I created this demo-sketch without the two lines mentioned above:

/*******************************************************************
 *  An example of how to use a custom reply keyboard markup.       *
 *                                                                 *
 *                                                                 *
 *  written by Brian Lough                                         *
 *******************************************************************/
#include <WiFi.h>
//#include <WiFiClient.h>
#include <WiFiClientSecure.h>
//#include <UniversalTelegramBot.h>

// Wifi network station credentials
#define WIFI_SSID "xxxx"
#define WIFI_PASSWORD "yyyy"
// Telegram BOT Token (Get from Botfather)
#define BOT_TOKEN "xxxx:yyyy"

const unsigned long BOT_MTBS = 1000; // mean time between scan messages
const int ledPin = 22;

//WiFiClient secured_client;
WiFiClientSecure secured_client;
//UniversalTelegramBot bot(BOT_TOKEN, secured_client);
unsigned long bot_lasttime;          // last time messages' scan has been done
int ledStatus = 0;

void setup()
{
  Serial.begin(115200);
  Serial.println();

  Serial.println("Using ESP object:");
  Serial.println(ESP.getSdkVersion());

  Serial.println("Using lower level function:");
  Serial.println(esp_get_idf_version());

  // attempt to connect to Wifi network:
  Serial.print("Connecting to Wifi SSID ");
  Serial.print(WIFI_SSID);
  WiFi.begin(WIFI_SSID, WIFI_PASSWORD);

  while (WiFi.status() != WL_CONNECTED)
  {
    Serial.print(".");
    delay(500);
  }
  //secured_client.setCACert(TELEGRAM_CERTIFICATE_ROOT); // Add root certificate for api.telegram.org
  Serial.print("\nWiFi connected. IP address: ");
  Serial.println(WiFi.localIP());

  Serial.print("Retrieving time: ");
  configTime(0, 0, "pool.ntp.org"); // get UTC time via NTP
  time_t now = time(nullptr);
  while (now < 24 * 3600)
  {
    Serial.print(".");
    delay(100);
    now = time(nullptr);
  }
  Serial.println(now);

  pinMode(ledPin, OUTPUT); // initialize digital ledPin as an output.
  delay(10);
  digitalWrite(ledPin, HIGH); // initialize pin as off
}

void loop()
{
delay(1000);
}

Result: The ESP32 immediately connects to the WiFi. Wow, you had a good sense for that change.

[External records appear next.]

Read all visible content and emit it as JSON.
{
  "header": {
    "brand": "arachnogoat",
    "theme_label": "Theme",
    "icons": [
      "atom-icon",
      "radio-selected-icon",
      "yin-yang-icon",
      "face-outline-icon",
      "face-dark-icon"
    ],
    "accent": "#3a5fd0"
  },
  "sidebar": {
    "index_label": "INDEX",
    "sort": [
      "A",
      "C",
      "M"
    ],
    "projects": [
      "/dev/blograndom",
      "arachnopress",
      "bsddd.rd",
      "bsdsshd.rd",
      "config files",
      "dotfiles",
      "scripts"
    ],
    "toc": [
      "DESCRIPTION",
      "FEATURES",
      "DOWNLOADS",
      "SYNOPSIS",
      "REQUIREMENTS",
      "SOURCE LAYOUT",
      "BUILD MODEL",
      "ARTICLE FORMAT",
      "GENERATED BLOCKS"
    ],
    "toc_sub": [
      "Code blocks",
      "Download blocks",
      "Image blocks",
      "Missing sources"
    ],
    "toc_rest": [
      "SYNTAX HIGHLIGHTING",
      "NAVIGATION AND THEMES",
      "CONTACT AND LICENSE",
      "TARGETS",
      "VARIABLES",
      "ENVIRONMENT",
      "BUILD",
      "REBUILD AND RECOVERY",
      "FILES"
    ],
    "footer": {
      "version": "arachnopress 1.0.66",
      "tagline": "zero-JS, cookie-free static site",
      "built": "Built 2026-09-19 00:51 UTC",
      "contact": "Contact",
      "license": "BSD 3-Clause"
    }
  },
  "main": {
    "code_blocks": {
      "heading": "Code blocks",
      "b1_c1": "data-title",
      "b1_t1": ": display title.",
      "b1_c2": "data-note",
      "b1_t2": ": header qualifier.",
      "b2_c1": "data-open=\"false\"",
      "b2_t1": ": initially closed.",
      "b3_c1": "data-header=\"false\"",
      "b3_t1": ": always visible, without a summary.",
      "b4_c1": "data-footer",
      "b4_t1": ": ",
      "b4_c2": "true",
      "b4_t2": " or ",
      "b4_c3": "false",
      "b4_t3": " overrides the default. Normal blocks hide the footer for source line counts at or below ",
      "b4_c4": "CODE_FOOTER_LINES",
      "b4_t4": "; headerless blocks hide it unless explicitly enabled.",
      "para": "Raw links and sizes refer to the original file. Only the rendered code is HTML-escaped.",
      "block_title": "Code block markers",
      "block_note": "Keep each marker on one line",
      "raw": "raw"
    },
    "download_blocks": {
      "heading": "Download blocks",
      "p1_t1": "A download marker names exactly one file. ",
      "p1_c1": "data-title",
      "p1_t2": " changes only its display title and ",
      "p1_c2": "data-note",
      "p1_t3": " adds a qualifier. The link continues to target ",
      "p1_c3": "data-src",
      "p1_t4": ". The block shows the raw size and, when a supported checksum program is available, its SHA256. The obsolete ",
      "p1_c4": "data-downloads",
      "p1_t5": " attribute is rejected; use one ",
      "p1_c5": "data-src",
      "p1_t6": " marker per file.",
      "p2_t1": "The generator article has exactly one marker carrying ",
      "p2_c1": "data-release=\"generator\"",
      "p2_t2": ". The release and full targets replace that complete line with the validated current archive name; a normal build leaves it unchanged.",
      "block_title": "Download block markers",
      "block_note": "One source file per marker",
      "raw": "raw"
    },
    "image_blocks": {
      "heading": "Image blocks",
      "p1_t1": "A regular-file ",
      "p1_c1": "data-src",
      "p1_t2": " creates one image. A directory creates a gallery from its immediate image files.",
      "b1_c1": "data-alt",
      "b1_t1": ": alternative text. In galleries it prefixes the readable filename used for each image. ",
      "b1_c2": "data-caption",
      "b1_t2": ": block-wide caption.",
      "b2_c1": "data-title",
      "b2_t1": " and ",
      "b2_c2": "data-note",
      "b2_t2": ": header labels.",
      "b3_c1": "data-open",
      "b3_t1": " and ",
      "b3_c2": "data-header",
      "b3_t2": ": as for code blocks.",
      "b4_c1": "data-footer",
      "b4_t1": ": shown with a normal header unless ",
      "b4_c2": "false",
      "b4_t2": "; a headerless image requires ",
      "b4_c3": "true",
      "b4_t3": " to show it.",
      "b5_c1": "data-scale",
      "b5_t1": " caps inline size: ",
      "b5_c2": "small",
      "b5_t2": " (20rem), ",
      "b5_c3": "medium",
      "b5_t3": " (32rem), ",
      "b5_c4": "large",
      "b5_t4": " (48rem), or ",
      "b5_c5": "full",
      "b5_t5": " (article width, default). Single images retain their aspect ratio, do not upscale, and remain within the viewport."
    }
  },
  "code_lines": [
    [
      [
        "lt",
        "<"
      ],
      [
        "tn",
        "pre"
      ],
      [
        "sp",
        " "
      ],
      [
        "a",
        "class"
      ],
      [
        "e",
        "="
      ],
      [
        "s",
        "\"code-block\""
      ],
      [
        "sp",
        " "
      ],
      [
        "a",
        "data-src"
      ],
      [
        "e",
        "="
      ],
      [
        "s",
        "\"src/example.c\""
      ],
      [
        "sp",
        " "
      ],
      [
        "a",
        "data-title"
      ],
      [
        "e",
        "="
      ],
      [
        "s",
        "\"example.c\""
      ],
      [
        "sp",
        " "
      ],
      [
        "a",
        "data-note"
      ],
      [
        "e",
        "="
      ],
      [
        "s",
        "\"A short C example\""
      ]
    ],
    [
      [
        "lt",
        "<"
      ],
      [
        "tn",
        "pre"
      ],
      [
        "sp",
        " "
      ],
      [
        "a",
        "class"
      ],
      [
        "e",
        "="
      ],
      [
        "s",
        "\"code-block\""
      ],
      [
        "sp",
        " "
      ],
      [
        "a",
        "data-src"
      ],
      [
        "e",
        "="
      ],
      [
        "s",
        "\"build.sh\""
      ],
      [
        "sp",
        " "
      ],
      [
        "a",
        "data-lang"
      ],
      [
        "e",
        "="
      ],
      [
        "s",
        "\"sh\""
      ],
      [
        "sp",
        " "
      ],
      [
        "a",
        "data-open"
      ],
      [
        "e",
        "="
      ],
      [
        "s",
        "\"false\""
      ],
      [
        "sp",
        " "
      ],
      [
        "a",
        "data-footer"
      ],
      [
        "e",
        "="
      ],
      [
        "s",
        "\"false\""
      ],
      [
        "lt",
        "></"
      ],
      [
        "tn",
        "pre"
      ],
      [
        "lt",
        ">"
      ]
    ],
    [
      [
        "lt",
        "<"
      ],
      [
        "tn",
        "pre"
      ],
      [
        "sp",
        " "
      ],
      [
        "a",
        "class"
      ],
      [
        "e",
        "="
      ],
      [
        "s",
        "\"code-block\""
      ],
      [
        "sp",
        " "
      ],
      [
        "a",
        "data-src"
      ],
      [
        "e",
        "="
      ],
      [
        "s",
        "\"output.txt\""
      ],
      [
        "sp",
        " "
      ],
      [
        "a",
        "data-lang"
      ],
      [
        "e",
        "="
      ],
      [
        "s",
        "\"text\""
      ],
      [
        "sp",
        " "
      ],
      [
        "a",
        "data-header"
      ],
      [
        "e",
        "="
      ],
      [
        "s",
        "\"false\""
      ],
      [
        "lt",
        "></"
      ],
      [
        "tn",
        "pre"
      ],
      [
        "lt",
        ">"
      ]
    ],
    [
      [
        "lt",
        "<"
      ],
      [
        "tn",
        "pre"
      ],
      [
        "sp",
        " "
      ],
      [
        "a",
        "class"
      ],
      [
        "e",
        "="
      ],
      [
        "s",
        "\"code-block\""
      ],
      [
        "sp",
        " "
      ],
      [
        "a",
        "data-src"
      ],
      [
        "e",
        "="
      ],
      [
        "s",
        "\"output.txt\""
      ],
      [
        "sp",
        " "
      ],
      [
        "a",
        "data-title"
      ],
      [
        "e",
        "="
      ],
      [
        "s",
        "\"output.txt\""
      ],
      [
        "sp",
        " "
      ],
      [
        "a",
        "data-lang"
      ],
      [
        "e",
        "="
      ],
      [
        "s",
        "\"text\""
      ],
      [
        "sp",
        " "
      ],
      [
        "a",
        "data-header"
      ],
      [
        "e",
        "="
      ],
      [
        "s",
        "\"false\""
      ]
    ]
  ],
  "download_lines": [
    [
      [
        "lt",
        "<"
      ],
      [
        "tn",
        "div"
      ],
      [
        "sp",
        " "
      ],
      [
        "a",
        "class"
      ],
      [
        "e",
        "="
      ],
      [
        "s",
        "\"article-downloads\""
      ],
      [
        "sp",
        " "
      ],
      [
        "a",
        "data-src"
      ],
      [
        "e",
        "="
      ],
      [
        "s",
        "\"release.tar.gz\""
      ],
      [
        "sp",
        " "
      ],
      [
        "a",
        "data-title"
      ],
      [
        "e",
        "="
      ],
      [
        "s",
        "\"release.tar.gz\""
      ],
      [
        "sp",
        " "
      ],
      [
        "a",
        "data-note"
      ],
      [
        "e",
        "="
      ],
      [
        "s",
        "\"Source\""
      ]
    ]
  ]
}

After that, I pulled the newest version of UniversalTelegramBot from github and tried the EchoBot example. The result is, that the ESP32 now connects o WiFi, but the bot does not echo the text sent to it.

So far I am a step closer :)

I'll close this issue, since the ESP32 now connects to WiFi. Thank you for your help and have a nice day!